Pour ceux qui ont apprécié ou non le film de Joann Sfar avec pour sujet Serge Gainsbourg, « Gainsbourg (Vie héroïque) », il existe un making of original et dessiné du tournage. Pendant quatre mois, Mathieu Sapin, Mathsap pour les intimes (et personnage présent au fil des pages de son « Journal d’un tournage »), auteur-dessinateur de BD pour les néophytes, s’est faufilé partout, derrière la caméra. Les oreilles en alerte, les yeux ouverts en grand angle, Mathieu Sapin a réalisé un travail de titan sur 358 pages. Son trait diffuse une intelligence émotionnelle du premier dessin au dernier.

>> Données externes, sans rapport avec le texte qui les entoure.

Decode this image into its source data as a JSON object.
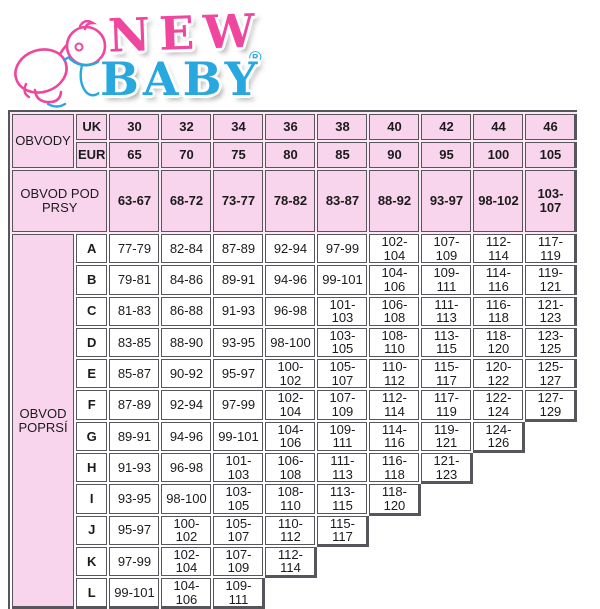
{
  "logo": {
    "brand_top": "NEW",
    "brand_bottom": "BABY",
    "registered_mark": "®",
    "colors": {
      "pink": "#ef479e",
      "blue": "#29a8e0"
    }
  },
  "chart_data": {
    "type": "table",
    "corner_label": "OBVODY",
    "size_rows": [
      {
        "label": "UK",
        "values": [
          "30",
          "32",
          "34",
          "36",
          "38",
          "40",
          "42",
          "44",
          "46"
        ]
      },
      {
        "label": "EUR",
        "values": [
          "65",
          "70",
          "75",
          "80",
          "85",
          "90",
          "95",
          "100",
          "105"
        ]
      }
    ],
    "underbust_row": {
      "label": "OBVOD POD PRSY",
      "values": [
        "63-67",
        "68-72",
        "73-77",
        "78-82",
        "83-87",
        "88-92",
        "93-97",
        "98-102",
        "103-107"
      ]
    },
    "bust_section": {
      "label": "OBVOD POPRSÍ",
      "rows": [
        {
          "cup": "A",
          "values": [
            "77-79",
            "82-84",
            "87-89",
            "92-94",
            "97-99",
            "102-104",
            "107-109",
            "112-114",
            "117-119"
          ]
        },
        {
          "cup": "B",
          "values": [
            "79-81",
            "84-86",
            "89-91",
            "94-96",
            "99-101",
            "104-106",
            "109-111",
            "114-116",
            "119-121"
          ]
        },
        {
          "cup": "C",
          "values": [
            "81-83",
            "86-88",
            "91-93",
            "96-98",
            "101-103",
            "106-108",
            "111-113",
            "116-118",
            "121-123"
          ]
        },
        {
          "cup": "D",
          "values": [
            "83-85",
            "88-90",
            "93-95",
            "98-100",
            "103-105",
            "108-110",
            "113-115",
            "118-120",
            "123-125"
          ]
        },
        {
          "cup": "E",
          "values": [
            "85-87",
            "90-92",
            "95-97",
            "100-102",
            "105-107",
            "110-112",
            "115-117",
            "120-122",
            "125-127"
          ]
        },
        {
          "cup": "F",
          "values": [
            "87-89",
            "92-94",
            "97-99",
            "102-104",
            "107-109",
            "112-114",
            "117-119",
            "122-124",
            "127-129"
          ]
        },
        {
          "cup": "G",
          "values": [
            "89-91",
            "94-96",
            "99-101",
            "104-106",
            "109-111",
            "114-116",
            "119-121",
            "124-126"
          ]
        },
        {
          "cup": "H",
          "values": [
            "91-93",
            "96-98",
            "101-103",
            "106-108",
            "111-113",
            "116-118",
            "121-123"
          ]
        },
        {
          "cup": "I",
          "values": [
            "93-95",
            "98-100",
            "103-105",
            "108-110",
            "113-115",
            "118-120"
          ]
        },
        {
          "cup": "J",
          "values": [
            "95-97",
            "100-102",
            "105-107",
            "110-112",
            "115-117"
          ]
        },
        {
          "cup": "K",
          "values": [
            "97-99",
            "102-104",
            "107-109",
            "112-114"
          ]
        },
        {
          "cup": "L",
          "values": [
            "99-101",
            "104-106",
            "109-111"
          ]
        }
      ]
    },
    "colors": {
      "header_cell_bg": "#f8d5ec",
      "header_gap_bg": "#fde9f6",
      "body_cell_bg": "#ffffff",
      "border": "#56565c"
    }
  }
}
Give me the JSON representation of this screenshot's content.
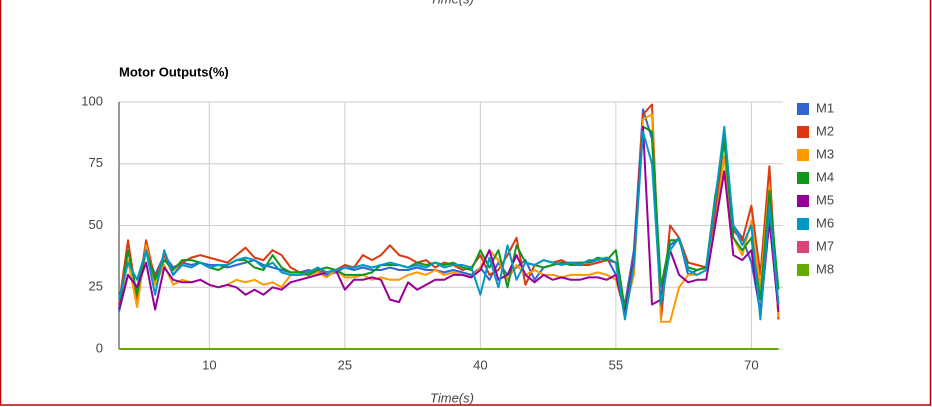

La mise en pages défie la linéarité attendue, offre un tas d’astuces pour ne jamais écourter la réalisation graphique de son propos, la couleur harmonise le tout. Ce carnet de bord en apprend, entre autres, beaucoup sur les métaphores du film, les personnages, les effets spéciaux… Par exemple : comment Eric Elmosnino, l’acteur qui interprète Serge Gainsbourg, se fait refaire la face, plutôt le pif, une prothèse qui nécessite une demi-heure pour être fixée ? Comment La « Gueule », interprétée par avec sa silhouette de « Nosferatu » – copie parfaite de celui du film éponyme de Dreyer –, le démon intérieur qui cause avec Gainsbourg, voit par la bouche et fume par un système de tuyautage flippant ? Le mieux consiste à cesser de vous prodiguer des louanges de « Feuille de chou (Journal d’un tournage », making of remarquable. A vous de dévorer les feuilles.

Sandrine Mariette

« Feuille de chou (Journal d’un tournage) », de Mathieu Sapin (Shampooing/Delcourt).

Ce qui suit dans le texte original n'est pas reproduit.